The imprisonment of women for drug offences creates lasting damage to families. It also increases women’s risk of HIV and hepatitis C infection because of inadequate access to harm reduction measures in prison. Decriminalizing drug possession would not only lessen familial damage, but spare some women who use drugs from the heightened risk of HIV and hepatitis C, as well as the combustible spread of COVID-19 behind bars.

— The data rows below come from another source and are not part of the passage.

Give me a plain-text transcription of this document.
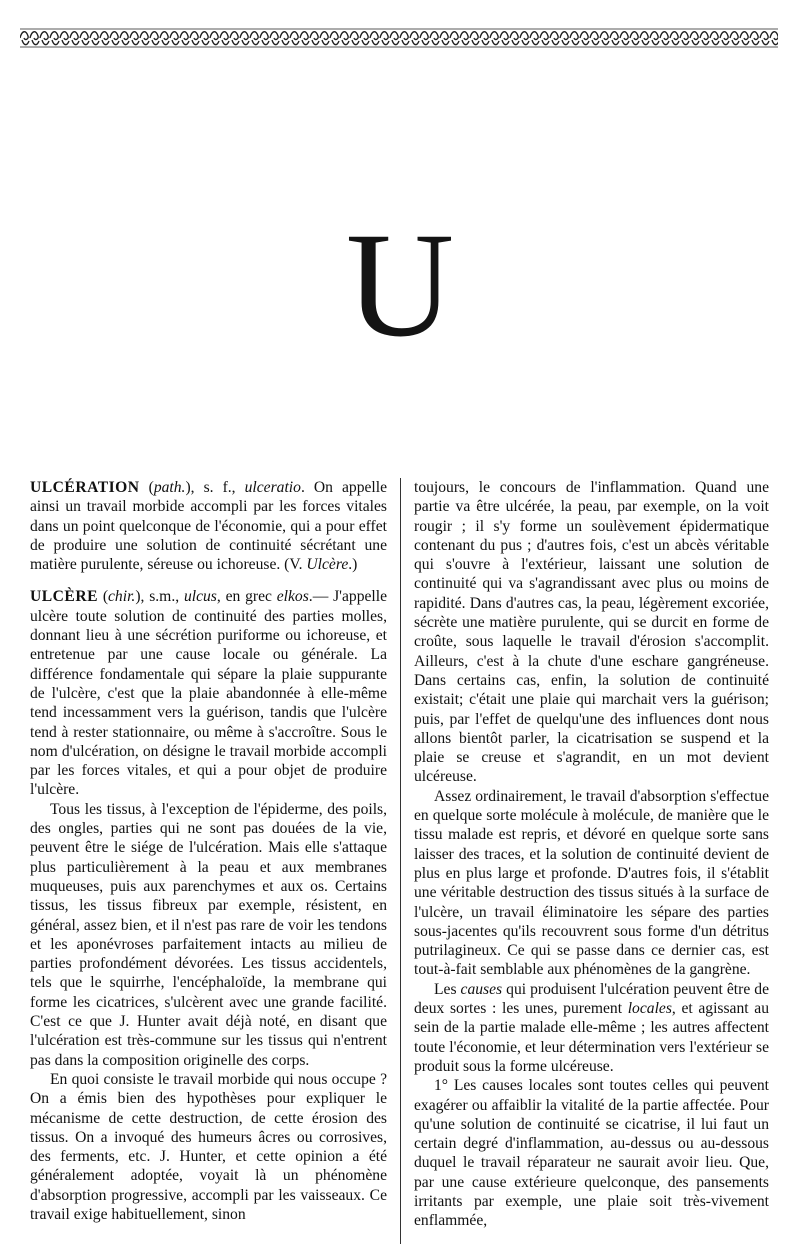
U

ULCÉRATION (path.), s. f., ulceratio. On appelle ainsi un travail morbide accompli par les forces vitales dans un point quelconque de l'économie, qui a pour effet de produire une solution de continuité sécrétant une matière purulente, séreuse ou ichoreuse. (V. Ulcère.)

ULCÈRE (chir.), s.m., ulcus, en grec elkos.— J'appelle ulcère toute solution de continuité des parties molles, donnant lieu à une sécrétion puriforme ou ichoreuse, et entretenue par une cause locale ou générale. La différence fondamentale qui sépare la plaie suppurante de l'ulcère, c'est que la plaie abandonnée à elle-même tend incessamment vers la guérison, tandis que l'ulcère tend à rester stationnaire, ou même à s'accroître. Sous le nom d'ulcération, on désigne le travail morbide accompli par les forces vitales, et qui a pour objet de produire l'ulcère.

Tous les tissus, à l'exception de l'épiderme, des poils, des ongles, parties qui ne sont pas douées de la vie, peuvent être le siége de l'ulcération. Mais elle s'attaque plus particulièrement à la peau et aux membranes muqueuses, puis aux parenchymes et aux os. Certains tissus, les tissus fibreux par exemple, résistent, en général, assez bien, et il n'est pas rare de voir les tendons et les aponévroses parfaitement intacts au milieu de parties profondément dévorées. Les tissus accidentels, tels que le squirrhe, l'encéphaloïde, la membrane qui forme les cicatrices, s'ulcèrent avec une grande facilité. C'est ce que J. Hunter avait déjà noté, en disant que l'ulcération est très-commune sur les tissus qui n'entrent pas dans la composition originelle des corps.

En quoi consiste le travail morbide qui nous occupe ? On a émis bien des hypothèses pour expliquer le mécanisme de cette destruction, de cette érosion des tissus. On a invoqué des humeurs âcres ou corrosives, des ferments, etc. J. Hunter, et cette opinion a été généralement adoptée, voyait là un phénomène d'absorption progressive, accompli par les vaisseaux. Ce travail exige habituellement, sinon

toujours, le concours de l'inflammation. Quand une partie va être ulcérée, la peau, par exemple, on la voit rougir ; il s'y forme un soulèvement épidermatique contenant du pus ; d'autres fois, c'est un abcès véritable qui s'ouvre à l'extérieur, laissant une solution de continuité qui va s'agrandissant avec plus ou moins de rapidité. Dans d'autres cas, la peau, légèrement excoriée, sécrète une matière purulente, qui se durcit en forme de croûte, sous laquelle le travail d'érosion s'accomplit. Ailleurs, c'est à la chute d'une eschare gangréneuse. Dans certains cas, enfin, la solution de continuité existait; c'était une plaie qui marchait vers la guérison; puis, par l'effet de quelqu'une des influences dont nous allons bientôt parler, la cicatrisation se suspend et la plaie se creuse et s'agrandit, en un mot devient ulcéreuse.

Assez ordinairement, le travail d'absorption s'effectue en quelque sorte molécule à molécule, de manière que le tissu malade est repris, et dévoré en quelque sorte sans laisser des traces, et la solution de continuité devient de plus en plus large et profonde. D'autres fois, il s'établit une véritable destruction des tissus situés à la surface de l'ulcère, un travail éliminatoire les sépare des parties sous-jacentes qu'ils recouvrent sous forme d'un détritus putrilagineux. Ce qui se passe dans ce dernier cas, est tout-à-fait semblable aux phénomènes de la gangrène.

Les causes qui produisent l'ulcération peuvent être de deux sortes : les unes, purement locales, et agissant au sein de la partie malade elle-même ; les autres affectent toute l'économie, et leur détermination vers l'extérieur se produit sous la forme ulcéreuse.

1° Les causes locales sont toutes celles qui peuvent exagérer ou affaiblir la vitalité de la partie affectée. Pour qu'une solution de continuité se cicatrise, il lui faut un certain degré d'inflammation, au-dessus ou au-dessous duquel le travail réparateur ne saurait avoir lieu. Que, par une cause extérieure quelconque, des pansements irritants par exemple, une plaie soit très-vivement enflammée,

Their bodies, their choice

All of these issues – and more – are laid out in the Gendering the Scene report. Women and gender-diverse people who use drugs have long been ignored in conversations about drug policy and the design of harm reduction strategies. But as a group of women who use drugs declared in a statement on International Women’s Day 2019, there must be a “complete reform and transformation of the current system of prohibition”. In their words:

We work to reclaim our bodily sovereignty, including rights to the full range of sexual and reproductive health, gender-sensitive health services and rights to use drugs. We do not ask for charity but for solidarity. We demand to live in safety and freedom. …Our bodies – our choice, our rights, our voice.

It is time for the world to start listening.

 

Sandra Ka Hon Chu and Cécile Kazatchkine are lawyers with the Canadian HIV/AIDS Legal Network and co-authors of Gendering the Scene: Women, Gender-Diverse People, and Harm Reduction in Canada.